The opening paragraph of Gay Talese's Thy Neighbor's Wife:
"She was completely nude, lying on her stomach in the desert sand, her legs spread wide, her long hair flowing in the wind, her head tilted back with her eyes closed. She seemed lost in private thoughts, remote from the world, reclining on this wind-swept dune in California near the Mexican border, adorned by nothing but her natural beauty. She wore no jewelry, no flowers in her hair; there were no footprints in the sand, nothing dated the day or spoiled the perfection of the photograph except the moist fingers of the seventeen-year-old schoolboy who held it and looked at it was adolescent longing and lust."
That paragraph is so good. That shift in focus that occurs at the end of that paragraph totally surprised me. I was all ready to read a narrtive about this woman sunbathing, only to be suckerpunched by this being a photograph some boy is using as jackoff fodder.

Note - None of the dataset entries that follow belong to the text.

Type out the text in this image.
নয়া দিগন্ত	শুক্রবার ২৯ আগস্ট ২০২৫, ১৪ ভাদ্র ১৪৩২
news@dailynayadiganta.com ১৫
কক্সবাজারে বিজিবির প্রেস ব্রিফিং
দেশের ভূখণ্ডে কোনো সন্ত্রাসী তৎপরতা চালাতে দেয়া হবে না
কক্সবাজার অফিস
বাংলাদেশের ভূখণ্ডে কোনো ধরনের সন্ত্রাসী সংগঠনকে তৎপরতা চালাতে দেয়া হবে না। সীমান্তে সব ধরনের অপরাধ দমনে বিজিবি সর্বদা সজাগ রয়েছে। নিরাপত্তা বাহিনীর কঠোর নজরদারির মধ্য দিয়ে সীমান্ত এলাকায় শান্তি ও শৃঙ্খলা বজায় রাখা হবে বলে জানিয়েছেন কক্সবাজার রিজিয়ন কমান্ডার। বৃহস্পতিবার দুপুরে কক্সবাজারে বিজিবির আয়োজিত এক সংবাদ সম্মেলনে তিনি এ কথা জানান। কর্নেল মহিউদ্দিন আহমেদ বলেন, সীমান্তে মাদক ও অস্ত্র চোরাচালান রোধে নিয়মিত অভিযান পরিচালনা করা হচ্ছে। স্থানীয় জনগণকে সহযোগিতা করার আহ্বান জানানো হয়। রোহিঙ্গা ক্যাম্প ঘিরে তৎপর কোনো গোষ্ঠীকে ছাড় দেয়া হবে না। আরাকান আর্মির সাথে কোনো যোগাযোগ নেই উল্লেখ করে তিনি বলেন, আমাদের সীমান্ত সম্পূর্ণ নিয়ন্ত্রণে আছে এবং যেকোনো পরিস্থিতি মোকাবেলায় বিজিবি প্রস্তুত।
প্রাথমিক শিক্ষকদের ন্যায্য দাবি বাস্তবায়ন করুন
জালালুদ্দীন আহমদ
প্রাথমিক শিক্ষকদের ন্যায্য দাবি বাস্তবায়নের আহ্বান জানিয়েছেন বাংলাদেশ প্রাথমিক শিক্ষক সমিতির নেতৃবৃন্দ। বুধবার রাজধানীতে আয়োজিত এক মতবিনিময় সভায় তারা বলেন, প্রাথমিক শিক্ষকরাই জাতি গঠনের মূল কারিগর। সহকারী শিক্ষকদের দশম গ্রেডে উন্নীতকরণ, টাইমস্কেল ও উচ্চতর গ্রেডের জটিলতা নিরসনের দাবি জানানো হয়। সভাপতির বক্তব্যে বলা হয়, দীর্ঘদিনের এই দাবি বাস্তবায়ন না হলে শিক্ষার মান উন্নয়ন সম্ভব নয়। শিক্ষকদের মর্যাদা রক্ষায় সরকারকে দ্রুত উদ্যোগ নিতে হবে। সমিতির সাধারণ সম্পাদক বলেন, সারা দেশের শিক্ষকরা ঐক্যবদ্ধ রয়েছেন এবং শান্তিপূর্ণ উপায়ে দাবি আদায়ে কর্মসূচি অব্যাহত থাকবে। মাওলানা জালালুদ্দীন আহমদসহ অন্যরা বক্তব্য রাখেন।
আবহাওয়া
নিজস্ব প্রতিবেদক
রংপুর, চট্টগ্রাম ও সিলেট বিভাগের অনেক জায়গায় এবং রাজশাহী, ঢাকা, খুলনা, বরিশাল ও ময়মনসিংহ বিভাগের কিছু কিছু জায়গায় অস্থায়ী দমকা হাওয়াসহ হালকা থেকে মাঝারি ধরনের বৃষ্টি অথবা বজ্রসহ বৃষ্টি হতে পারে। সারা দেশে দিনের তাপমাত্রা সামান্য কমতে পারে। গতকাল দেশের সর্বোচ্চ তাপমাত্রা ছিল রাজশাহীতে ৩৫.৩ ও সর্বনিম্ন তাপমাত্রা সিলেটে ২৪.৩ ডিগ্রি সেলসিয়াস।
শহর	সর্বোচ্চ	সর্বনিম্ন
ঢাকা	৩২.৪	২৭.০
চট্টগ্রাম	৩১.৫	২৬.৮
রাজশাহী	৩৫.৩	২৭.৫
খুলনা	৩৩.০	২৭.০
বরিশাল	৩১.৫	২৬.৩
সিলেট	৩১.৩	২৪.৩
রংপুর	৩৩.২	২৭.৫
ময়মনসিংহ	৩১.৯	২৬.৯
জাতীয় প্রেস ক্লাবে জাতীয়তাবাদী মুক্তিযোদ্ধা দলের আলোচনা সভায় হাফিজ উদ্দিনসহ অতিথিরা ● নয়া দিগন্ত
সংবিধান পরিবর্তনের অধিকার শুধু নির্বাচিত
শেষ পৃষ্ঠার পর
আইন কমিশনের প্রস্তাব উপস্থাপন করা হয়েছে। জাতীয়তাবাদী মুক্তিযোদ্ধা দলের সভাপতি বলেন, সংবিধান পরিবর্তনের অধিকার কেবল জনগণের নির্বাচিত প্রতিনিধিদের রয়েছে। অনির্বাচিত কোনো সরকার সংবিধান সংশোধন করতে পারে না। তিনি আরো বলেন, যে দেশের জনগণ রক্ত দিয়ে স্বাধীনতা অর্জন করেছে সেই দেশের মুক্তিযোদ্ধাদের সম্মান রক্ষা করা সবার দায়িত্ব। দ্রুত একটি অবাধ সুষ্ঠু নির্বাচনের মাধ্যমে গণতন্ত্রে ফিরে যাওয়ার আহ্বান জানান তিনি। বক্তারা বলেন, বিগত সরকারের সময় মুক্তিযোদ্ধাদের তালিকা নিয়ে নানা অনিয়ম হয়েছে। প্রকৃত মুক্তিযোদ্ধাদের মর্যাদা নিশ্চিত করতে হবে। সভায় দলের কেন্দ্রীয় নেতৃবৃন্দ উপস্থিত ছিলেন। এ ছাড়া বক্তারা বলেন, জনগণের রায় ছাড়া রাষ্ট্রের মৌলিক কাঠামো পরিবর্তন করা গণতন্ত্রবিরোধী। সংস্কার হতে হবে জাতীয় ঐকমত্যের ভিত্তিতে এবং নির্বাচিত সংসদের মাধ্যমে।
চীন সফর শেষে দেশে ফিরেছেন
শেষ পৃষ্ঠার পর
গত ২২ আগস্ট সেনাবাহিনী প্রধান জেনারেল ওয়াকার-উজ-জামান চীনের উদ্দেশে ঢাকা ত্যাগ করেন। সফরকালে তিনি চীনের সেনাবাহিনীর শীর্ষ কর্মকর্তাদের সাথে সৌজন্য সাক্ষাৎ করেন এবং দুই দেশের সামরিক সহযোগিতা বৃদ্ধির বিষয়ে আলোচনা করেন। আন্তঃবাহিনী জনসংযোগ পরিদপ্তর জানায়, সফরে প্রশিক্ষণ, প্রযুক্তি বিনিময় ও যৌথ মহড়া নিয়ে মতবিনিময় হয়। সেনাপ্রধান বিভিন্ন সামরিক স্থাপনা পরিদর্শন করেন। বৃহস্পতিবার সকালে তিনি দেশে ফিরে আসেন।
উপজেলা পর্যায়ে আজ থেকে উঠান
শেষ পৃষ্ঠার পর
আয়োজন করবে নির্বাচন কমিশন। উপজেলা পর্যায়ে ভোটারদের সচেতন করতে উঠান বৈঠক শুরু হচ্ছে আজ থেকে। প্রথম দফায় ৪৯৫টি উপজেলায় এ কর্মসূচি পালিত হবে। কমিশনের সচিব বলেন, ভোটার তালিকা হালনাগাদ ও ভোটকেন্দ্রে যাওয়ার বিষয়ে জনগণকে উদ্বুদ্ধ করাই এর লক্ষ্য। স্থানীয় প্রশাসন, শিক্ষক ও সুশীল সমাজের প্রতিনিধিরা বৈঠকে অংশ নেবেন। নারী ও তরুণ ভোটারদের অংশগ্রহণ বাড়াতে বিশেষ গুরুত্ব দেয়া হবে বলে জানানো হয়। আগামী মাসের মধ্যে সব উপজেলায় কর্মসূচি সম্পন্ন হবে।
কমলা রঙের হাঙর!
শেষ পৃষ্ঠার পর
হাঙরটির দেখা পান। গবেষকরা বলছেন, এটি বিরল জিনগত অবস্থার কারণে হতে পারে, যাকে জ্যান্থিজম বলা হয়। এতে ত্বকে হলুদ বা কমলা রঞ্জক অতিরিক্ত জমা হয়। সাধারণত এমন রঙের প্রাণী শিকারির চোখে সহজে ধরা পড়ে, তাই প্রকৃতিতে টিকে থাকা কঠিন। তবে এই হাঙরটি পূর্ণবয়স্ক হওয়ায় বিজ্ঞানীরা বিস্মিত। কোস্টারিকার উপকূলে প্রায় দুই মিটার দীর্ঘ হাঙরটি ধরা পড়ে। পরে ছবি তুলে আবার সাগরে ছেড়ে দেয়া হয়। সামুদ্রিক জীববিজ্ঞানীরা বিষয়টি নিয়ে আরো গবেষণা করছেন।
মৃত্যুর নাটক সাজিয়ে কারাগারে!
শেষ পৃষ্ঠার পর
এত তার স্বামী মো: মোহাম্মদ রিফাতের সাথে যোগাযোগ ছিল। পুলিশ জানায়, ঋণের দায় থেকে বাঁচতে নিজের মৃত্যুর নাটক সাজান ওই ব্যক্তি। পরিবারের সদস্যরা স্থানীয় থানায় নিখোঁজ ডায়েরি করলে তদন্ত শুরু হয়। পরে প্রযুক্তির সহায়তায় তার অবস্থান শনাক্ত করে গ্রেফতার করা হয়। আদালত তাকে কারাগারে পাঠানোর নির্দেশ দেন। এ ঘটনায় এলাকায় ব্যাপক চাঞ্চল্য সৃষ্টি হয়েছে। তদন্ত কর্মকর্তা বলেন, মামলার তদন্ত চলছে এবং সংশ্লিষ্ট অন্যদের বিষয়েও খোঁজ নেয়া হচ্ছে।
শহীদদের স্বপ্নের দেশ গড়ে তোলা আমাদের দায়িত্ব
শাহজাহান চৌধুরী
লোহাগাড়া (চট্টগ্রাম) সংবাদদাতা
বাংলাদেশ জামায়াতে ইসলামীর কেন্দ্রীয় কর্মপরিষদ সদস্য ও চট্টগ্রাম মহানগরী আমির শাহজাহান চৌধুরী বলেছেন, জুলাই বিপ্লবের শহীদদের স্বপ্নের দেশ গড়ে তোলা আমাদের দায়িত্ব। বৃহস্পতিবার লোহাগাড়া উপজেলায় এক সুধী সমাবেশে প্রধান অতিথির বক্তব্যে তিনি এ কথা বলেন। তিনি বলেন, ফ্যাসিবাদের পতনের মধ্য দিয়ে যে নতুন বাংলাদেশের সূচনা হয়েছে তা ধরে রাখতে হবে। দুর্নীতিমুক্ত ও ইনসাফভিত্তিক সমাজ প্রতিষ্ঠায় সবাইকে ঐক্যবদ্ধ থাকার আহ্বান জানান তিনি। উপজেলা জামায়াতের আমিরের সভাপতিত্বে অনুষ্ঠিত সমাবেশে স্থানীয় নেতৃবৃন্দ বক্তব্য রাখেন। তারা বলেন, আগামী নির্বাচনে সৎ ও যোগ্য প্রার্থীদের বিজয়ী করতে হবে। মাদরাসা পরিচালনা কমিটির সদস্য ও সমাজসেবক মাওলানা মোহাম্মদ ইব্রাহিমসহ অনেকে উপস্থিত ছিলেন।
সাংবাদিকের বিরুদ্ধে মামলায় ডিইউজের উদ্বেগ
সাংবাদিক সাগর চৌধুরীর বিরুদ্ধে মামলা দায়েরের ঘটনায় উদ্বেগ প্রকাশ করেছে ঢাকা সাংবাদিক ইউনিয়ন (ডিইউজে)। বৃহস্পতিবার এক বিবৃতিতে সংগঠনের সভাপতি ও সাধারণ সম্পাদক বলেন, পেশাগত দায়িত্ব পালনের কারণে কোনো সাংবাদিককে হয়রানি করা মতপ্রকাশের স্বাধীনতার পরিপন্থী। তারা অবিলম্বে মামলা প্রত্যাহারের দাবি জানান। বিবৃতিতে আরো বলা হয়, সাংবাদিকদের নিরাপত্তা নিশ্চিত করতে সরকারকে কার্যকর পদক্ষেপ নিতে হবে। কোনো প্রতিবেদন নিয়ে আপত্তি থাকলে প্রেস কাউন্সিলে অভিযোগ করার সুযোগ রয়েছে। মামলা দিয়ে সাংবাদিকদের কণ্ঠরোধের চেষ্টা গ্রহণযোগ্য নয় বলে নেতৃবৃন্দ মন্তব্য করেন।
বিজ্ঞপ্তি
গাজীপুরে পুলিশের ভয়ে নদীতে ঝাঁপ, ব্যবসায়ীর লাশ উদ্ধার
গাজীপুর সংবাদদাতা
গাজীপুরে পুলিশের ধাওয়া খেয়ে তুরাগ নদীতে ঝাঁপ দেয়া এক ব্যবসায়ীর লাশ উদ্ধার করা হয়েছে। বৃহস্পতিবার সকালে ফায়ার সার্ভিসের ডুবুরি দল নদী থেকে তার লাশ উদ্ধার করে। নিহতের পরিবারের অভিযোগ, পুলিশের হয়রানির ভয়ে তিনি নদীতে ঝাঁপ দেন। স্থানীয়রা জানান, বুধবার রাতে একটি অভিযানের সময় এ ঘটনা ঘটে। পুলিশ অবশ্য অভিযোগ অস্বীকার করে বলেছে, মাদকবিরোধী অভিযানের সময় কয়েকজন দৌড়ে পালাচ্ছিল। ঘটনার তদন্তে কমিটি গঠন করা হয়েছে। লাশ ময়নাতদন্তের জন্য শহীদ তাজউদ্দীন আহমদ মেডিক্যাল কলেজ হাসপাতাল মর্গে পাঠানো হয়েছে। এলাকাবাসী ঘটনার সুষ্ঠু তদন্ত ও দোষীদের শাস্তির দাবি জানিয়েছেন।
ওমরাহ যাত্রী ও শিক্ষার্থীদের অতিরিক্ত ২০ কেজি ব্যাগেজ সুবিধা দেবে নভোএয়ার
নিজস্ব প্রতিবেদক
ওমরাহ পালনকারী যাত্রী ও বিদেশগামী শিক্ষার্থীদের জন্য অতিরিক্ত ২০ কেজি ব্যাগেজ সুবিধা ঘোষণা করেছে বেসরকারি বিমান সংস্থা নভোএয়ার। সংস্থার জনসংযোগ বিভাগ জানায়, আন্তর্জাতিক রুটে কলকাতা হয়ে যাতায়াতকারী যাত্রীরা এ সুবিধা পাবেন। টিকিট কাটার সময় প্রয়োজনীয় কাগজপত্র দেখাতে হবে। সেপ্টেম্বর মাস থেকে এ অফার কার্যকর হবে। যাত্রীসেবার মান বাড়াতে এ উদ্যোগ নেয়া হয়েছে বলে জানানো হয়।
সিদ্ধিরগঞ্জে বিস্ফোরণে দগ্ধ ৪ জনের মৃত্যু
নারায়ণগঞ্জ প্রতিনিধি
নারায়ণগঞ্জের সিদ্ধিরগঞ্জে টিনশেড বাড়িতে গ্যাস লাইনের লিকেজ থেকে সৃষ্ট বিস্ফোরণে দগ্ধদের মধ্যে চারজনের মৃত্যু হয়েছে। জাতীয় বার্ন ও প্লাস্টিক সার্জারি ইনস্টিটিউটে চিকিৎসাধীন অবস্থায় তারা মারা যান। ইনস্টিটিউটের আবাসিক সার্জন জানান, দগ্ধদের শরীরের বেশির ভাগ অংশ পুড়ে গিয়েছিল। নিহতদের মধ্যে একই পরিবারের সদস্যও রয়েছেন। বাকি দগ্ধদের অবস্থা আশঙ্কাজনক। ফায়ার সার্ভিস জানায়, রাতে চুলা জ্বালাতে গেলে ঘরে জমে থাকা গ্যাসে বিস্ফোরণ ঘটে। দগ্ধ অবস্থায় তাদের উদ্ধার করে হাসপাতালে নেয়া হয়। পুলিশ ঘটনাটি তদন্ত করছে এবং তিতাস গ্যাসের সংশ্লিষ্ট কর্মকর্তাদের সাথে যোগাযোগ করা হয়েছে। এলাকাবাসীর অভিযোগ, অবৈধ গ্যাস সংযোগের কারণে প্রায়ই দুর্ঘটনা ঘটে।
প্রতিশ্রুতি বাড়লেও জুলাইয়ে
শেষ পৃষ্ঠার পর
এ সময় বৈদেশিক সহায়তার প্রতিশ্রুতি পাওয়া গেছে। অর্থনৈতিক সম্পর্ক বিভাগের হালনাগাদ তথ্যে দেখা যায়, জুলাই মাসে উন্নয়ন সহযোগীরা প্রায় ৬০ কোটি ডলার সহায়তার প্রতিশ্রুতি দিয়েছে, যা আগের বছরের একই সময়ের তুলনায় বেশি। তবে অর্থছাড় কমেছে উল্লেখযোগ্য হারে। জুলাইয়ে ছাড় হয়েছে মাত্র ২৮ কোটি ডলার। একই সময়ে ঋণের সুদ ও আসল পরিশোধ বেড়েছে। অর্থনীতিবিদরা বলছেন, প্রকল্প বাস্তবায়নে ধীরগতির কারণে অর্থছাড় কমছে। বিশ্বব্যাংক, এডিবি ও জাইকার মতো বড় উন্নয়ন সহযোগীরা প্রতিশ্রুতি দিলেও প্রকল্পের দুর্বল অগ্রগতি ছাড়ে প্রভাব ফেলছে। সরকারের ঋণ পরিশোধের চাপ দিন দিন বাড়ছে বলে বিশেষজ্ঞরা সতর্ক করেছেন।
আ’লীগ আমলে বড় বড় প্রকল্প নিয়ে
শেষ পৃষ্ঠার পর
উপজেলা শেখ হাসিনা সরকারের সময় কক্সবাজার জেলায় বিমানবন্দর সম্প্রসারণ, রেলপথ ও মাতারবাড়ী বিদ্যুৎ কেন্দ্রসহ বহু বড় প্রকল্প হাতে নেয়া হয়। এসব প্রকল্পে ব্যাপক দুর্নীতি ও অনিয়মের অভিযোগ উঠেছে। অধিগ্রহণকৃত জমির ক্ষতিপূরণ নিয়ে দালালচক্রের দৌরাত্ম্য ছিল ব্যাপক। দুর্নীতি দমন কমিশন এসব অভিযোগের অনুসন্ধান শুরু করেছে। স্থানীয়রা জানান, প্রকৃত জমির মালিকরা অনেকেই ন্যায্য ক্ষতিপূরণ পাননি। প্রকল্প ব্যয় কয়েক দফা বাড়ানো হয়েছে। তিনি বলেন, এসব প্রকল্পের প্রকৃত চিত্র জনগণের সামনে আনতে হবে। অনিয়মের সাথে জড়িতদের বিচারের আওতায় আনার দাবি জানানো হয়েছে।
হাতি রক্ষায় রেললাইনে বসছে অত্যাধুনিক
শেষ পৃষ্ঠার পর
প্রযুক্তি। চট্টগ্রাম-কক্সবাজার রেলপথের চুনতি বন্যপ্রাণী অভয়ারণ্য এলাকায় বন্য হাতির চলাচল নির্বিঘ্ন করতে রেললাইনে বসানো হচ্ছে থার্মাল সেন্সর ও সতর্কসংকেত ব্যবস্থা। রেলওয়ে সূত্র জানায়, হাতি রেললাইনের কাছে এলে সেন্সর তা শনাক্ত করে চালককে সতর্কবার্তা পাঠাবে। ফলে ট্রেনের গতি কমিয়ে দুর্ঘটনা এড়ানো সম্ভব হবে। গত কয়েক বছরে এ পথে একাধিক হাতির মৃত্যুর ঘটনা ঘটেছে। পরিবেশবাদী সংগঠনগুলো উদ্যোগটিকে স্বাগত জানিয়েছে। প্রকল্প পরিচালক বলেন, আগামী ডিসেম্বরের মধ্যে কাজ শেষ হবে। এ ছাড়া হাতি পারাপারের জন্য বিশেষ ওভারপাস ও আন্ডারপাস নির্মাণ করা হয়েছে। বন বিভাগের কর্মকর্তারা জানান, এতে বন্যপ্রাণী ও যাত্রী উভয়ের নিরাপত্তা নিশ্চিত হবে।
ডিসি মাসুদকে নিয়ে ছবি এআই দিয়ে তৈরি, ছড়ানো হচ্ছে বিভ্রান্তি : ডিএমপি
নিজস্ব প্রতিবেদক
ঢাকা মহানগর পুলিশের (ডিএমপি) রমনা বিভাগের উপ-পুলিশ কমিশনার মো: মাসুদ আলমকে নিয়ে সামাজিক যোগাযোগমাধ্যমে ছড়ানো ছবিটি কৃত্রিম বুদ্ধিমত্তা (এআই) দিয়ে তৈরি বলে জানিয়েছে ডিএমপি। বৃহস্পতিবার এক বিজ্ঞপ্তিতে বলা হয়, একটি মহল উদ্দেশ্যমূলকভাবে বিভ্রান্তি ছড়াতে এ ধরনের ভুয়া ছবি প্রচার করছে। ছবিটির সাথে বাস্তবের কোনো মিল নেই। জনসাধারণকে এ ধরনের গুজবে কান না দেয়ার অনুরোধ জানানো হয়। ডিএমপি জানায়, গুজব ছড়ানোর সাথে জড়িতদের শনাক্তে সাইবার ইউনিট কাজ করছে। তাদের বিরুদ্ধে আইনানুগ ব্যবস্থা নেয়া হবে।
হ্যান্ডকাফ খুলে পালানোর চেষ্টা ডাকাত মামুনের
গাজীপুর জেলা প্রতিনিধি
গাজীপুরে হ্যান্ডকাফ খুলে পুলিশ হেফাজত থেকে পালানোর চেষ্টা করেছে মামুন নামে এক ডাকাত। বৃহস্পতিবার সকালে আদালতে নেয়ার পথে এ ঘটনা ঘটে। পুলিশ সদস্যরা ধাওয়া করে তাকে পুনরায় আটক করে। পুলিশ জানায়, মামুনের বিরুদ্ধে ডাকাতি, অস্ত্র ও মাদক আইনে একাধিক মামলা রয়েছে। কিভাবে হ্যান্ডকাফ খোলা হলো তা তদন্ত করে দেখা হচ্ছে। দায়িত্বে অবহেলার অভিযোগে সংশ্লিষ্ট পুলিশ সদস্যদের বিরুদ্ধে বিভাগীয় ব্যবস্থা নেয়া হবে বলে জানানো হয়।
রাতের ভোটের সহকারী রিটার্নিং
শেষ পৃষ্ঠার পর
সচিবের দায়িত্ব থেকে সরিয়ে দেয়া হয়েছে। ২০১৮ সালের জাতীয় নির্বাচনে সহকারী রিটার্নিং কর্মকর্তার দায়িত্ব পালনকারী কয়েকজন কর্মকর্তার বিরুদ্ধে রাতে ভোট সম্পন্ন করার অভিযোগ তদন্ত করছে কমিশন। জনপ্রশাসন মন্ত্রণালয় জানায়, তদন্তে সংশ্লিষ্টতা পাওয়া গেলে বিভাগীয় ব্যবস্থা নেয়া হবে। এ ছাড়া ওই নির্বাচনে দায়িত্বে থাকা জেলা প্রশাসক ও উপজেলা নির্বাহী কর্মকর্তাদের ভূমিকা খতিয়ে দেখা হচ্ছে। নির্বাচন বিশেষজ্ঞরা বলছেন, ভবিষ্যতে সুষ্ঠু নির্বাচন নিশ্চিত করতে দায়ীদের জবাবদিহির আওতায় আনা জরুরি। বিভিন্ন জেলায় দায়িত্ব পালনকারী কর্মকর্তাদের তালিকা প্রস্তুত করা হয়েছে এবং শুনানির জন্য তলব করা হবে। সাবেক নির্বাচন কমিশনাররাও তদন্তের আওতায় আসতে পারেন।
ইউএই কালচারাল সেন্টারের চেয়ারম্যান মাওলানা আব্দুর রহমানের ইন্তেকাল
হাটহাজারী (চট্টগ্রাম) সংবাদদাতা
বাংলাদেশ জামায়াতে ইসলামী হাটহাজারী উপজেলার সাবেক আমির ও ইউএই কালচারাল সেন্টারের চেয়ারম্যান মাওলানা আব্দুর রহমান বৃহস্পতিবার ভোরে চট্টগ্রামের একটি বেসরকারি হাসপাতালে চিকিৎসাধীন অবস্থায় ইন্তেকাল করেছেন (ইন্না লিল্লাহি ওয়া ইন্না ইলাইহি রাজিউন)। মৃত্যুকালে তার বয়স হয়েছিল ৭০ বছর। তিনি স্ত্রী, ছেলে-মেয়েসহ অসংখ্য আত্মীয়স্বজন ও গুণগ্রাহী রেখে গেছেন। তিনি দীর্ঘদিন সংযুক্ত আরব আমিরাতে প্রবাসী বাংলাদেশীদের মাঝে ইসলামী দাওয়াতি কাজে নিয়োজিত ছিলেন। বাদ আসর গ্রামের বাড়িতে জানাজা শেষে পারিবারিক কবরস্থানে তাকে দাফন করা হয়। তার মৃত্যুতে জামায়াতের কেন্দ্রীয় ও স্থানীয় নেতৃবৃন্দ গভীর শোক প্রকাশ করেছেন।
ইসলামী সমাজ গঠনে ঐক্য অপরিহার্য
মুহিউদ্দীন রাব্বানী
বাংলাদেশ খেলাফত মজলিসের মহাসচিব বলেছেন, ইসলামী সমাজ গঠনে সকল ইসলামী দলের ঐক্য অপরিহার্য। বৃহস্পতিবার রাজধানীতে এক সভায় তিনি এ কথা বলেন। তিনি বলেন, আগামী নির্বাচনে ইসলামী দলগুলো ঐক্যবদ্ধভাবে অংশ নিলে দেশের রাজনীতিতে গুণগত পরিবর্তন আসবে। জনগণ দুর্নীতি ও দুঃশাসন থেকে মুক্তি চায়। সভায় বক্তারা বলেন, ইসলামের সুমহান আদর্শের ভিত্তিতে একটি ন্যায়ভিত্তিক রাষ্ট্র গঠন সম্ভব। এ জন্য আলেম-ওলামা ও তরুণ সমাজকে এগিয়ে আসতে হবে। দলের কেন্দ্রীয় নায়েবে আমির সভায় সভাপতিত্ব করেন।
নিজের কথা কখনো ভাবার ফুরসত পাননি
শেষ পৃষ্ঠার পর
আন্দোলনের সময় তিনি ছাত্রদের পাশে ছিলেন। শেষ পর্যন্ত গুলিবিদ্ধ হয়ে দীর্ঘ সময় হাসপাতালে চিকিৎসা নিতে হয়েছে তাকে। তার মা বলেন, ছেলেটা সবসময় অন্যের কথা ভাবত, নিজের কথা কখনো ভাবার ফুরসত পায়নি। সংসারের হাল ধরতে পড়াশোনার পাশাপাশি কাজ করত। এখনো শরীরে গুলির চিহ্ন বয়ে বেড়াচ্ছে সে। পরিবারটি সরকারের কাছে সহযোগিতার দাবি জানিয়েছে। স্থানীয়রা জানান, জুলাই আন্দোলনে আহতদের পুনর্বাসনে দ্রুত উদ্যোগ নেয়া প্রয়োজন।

I picked up this book yesterday along with four others that I am totally excited about at Housing Works Used Book Cafe's outdoor book sale, all for a dollar each. I watched The Science of Sleep later on in the day. It was a pretty lovely day, all the lovelier because I was asleep in bed by eleven (the first time in how long?), this book at my side.
I am about to head off to New Jersey to hang out and eat with my family, and then, with my sister, to see David Sedaris read.